Arcadian Society reconstructed

by Page Forrest
Junior Editor

This semester, the Arcadian Society, Sewanee’s group of tour guides and hosts for visiting students, initiated a change in the structure of the society and how things are organized. The ideas for the change started when the University gave Arcadian leaders funding to attend a Collegiate Information and Visitor Services Association (CIVSA) conference over winter break. CIVSA helps colleges across the country better receive potential students on campus visits. Sewanee has always been focused on making sure to provide the best possible experience for visiting students, but the conference inspired Arcadian leaders in new ways. Forbes Mann (C’10), one of the Assistant Directors of Admission, said, “The conference gave us ideas on how to better engage visitors and provide a better experience.” Sewanee receives more visitors each year, and so the Arcadians are expanding too, providing not only campus tours, but also specialty tours for varied student interests. A visiting student can attend a tour of the residence halls, science facilities, the Nabit Art Building, the Tennessee Williams Center, or even go on a nature walk in Abbo’s Alley. Every guide is trained to give at least one specialty tour, in addition to learning how to give a full campus tour their sophomore year.

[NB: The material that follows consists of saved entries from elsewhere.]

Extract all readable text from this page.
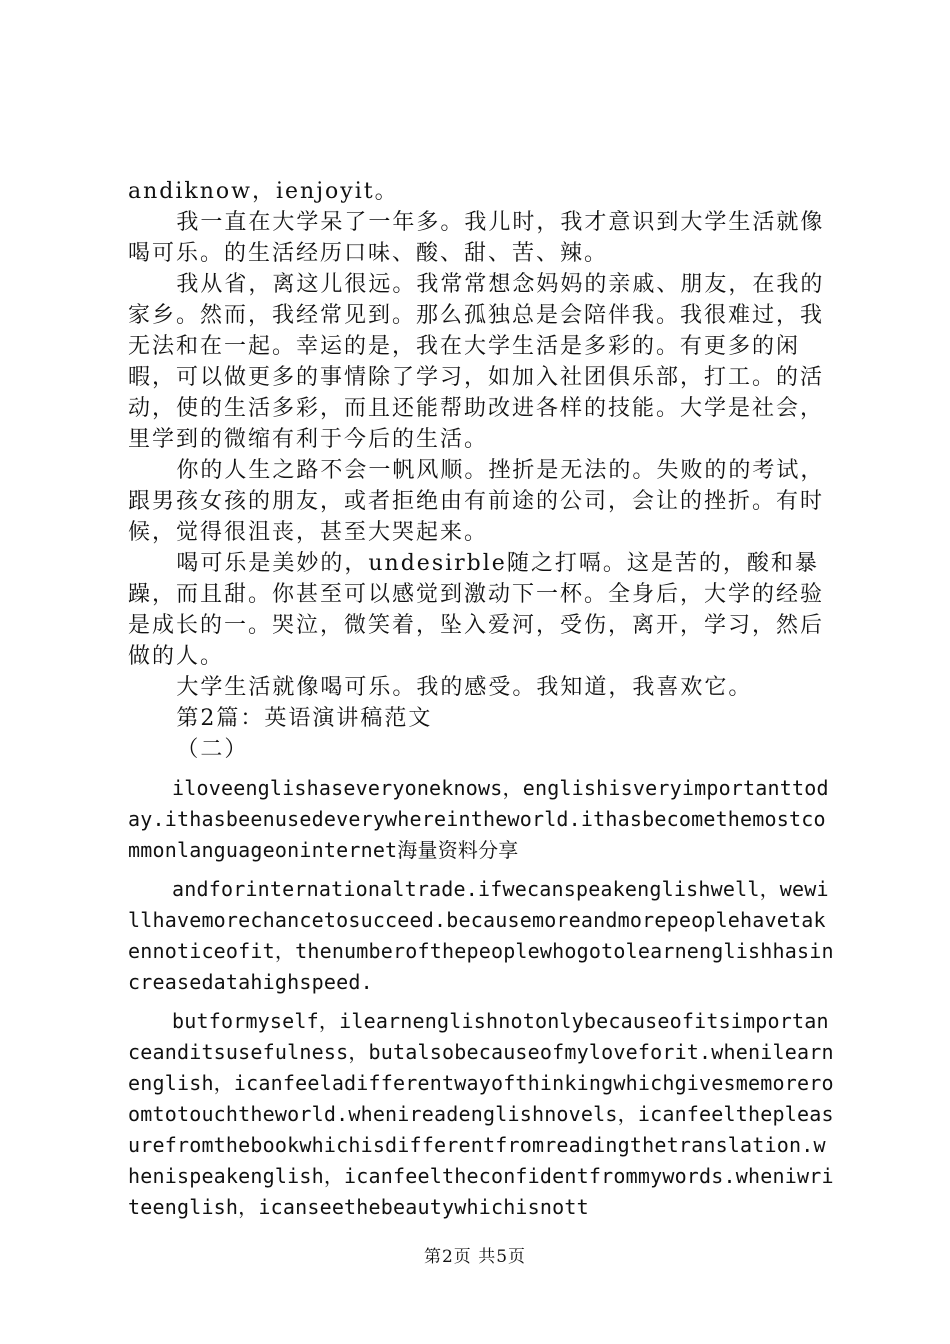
andiknow，ienjoyit。

我一直在大学呆了一年多。我儿时，我才意识到大学生活就像喝可乐。的生活经历口味、酸、甜、苦、辣。

我从省，离这儿很远。我常常想念妈妈的亲戚、朋友，在我的家乡。然而，我经常见到。那么孤独总是会陪伴我。我很难过，我无法和在一起。幸运的是，我在大学生活是多彩的。有更多的闲暇，可以做更多的事情除了学习，如加入社团俱乐部，打工。的活动，使的生活多彩，而且还能帮助改进各样的技能。大学是社会，里学到的微缩有利于今后的生活。

你的人生之路不会一帆风顺。挫折是无法的。失败的的考试，跟男孩女孩的朋友，或者拒绝由有前途的公司，会让的挫折。有时候，觉得很沮丧，甚至大哭起来。

喝可乐是美妙的，undesirble随之打嗝。这是苦的，酸和暴躁，而且甜。你甚至可以感觉到激动下一杯。全身后，大学的经验是成长的一。哭泣，微笑着，坠入爱河，受伤，离开，学习，然后做的人。

大学生活就像喝可乐。我的感受。我知道，我喜欢它。

第2篇：英语演讲稿范文

（二）

iloveenglishaseveryoneknows，englishisveryimportanttoday.ithasbeenusedeverywhereintheworld.ithasbecomethemostcommonlanguageoninternet海量资料分享

andforinternationaltrade.ifwecanspeakenglishwell，wewillhavemorechancetosucceed.becausemoreandmorepeoplehavetakennoticeofit，thenumberofthepeoplewhogotolearnenglishhasincreasedatahighspeed.

butformyself，ilearnenglishnotonlybecauseofitsimportanceanditsusefulness，butalsobecauseofmyloveforit.whenilearnenglish，icanfeeladifferentwayofthinkingwhichgivesmemoreroomtotouchtheworld.whenireadenglishnovels，icanfeelthepleasurefromthebookwhichisdifferentfromreadingthetranslation.whenispeakenglish，icanfeeltheconfidentfrommywords.wheniwriteenglish，icanseethebeautywhichisnott

第2页 共5页
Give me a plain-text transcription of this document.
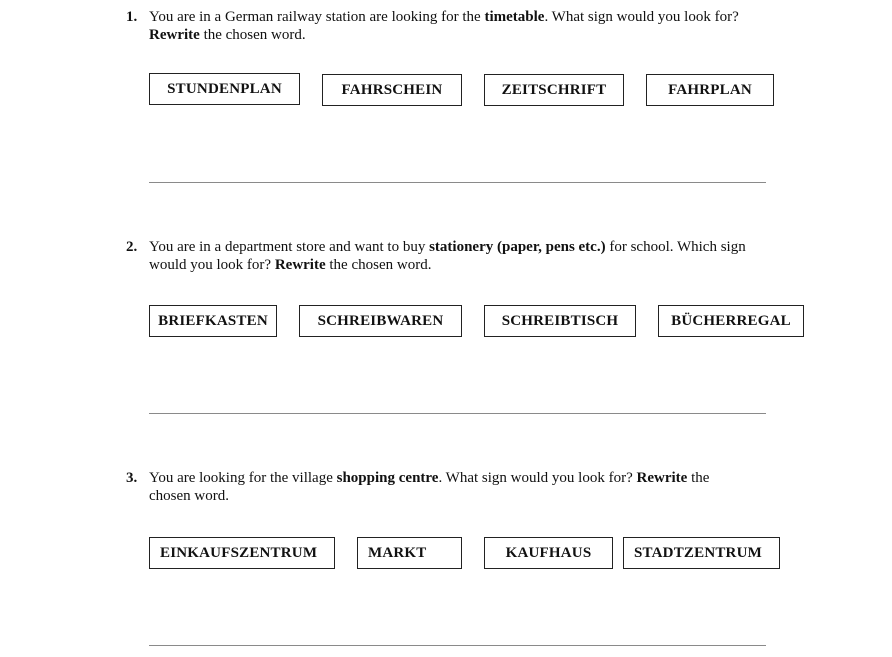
1. You are in a German railway station are looking for the timetable. What sign would you look for?
Rewrite the chosen word.
STUNDENPLAN	FAHRSCHEIN	ZEITSCHRIFT	FAHRPLAN
2. You are in a department store and want to buy stationery (paper, pens etc.) for school. Which sign
would you look for? Rewrite the chosen word.
BRIEFKASTEN	SCHREIBWAREN	SCHREIBTISCH	BÜCHERREGAL
3. You are looking for the village shopping centre. What sign would you look for? Rewrite the
chosen word.
EINKAUFSZENTRUM	MARKT	KAUFHAUS	STADTZENTRUM
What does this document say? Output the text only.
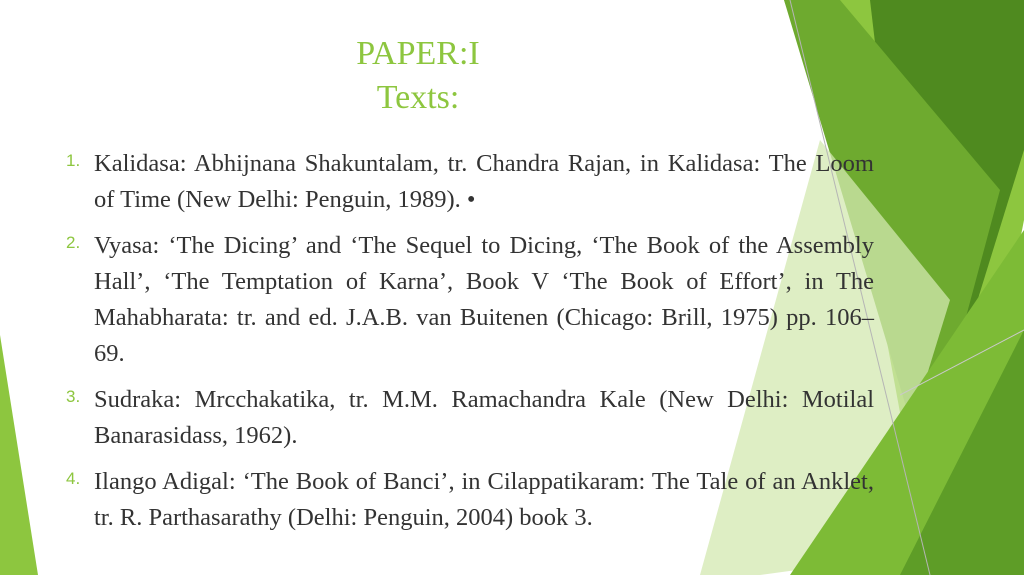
PAPER:I
Texts:
1. Kalidasa: Abhijnana Shakuntalam, tr. Chandra Rajan, in Kalidasa: The Loom of Time (New Delhi: Penguin, 1989). •
2. Vyasa: ‘The Dicing’ and ‘The Sequel to Dicing, ‘The Book of the Assembly Hall’, ‘The Temptation of Karna’, Book V ‘The Book of Effort’, in The Mahabharata: tr. and ed. J.A.B. van Buitenen (Chicago: Brill, 1975) pp. 106–69.
3. Sudraka: Mrcchakatika, tr. M.M. Ramachandra Kale (New Delhi: Motilal Banarasidass, 1962).
4. Ilango Adigal: ‘The Book of Banci’, in Cilappatikaram: The Tale of an Anklet, tr. R. Parthasarathy (Delhi: Penguin, 2004) book 3.
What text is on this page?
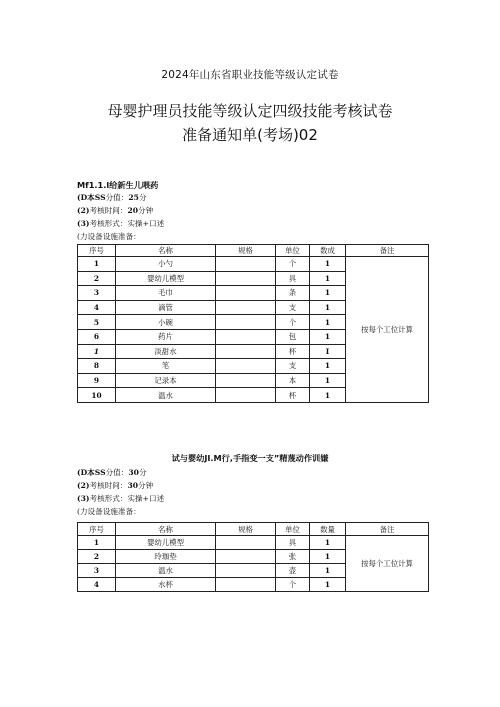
2024年山东省职业技能等级认定试卷
母婴护理员技能等级认定四级技能考核试卷
准备通知单(考场)02
Mf1.1.l给新生儿喂药
(D本SS分值：25分
(2)考核时间：20分钟
(3)考核形式：实操+口述
(力设备设施准备：
序号	名称	规格	单位	数成	备注
1	小勺		个	1	按每个工位计算
2	婴幼儿模型		具	1	
3	毛巾		条	1	
4	滴管		支	1	
5	小碗		个	1	
6	药片		包	1	
1	淡甜水		杯	I	
8	笔		支	1	
9	记录本		本	1	
10	温水		杯	1	
试与婴幼JI.M行,手指变一支”精蔑动作训嫌
(D本SS分值：30分
(2)考核时间：30分钟
(3)考核形式：实操+口述
(力设备设施准备：
序号	名称	规格	单位	数量	备注
1	婴幼儿模型		具	1	按每个工位计算
2	玲珈垫		张	1	
3	温水		壶	1	
4	水杯		个	1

Starting this year, only sophomores, juniors, and seniors will be giving full campus tours, because the Arcadian leader feel it is important for students to have a better sense of their Sewanee story, before they present it to prospective students. Freshmen Arcadians will continue to host students for lunch, and lead specialty tours. This semester also sees a change in leadership. Many organizations change leaders at the beginning of the Easter semester, usually to provide seniors with more time to prepare for their Comps. This semester, Tristan Danley (C’15), continues to be one of the co-directors of the Arcadians, and is joined by Charlotte LaNasa (C’16) and Larkin Parker (C’16). Currently there are 45 active members, but the Arcadians are always looking for students interested in joining.

The Arcadians play a vital role in the university, considering that a student’s campus visit is almost always the most determinant factor in whether a student comes to Sewanee. An admitted student who visits April of senior year has a 50% chance of coming to Sewanee, which rivals Ivy League rates of retention. With the changes in structure, hopefully the Arcadians will continue to be a successful organization, contributing to the school and Sewanee’s future students for years to come.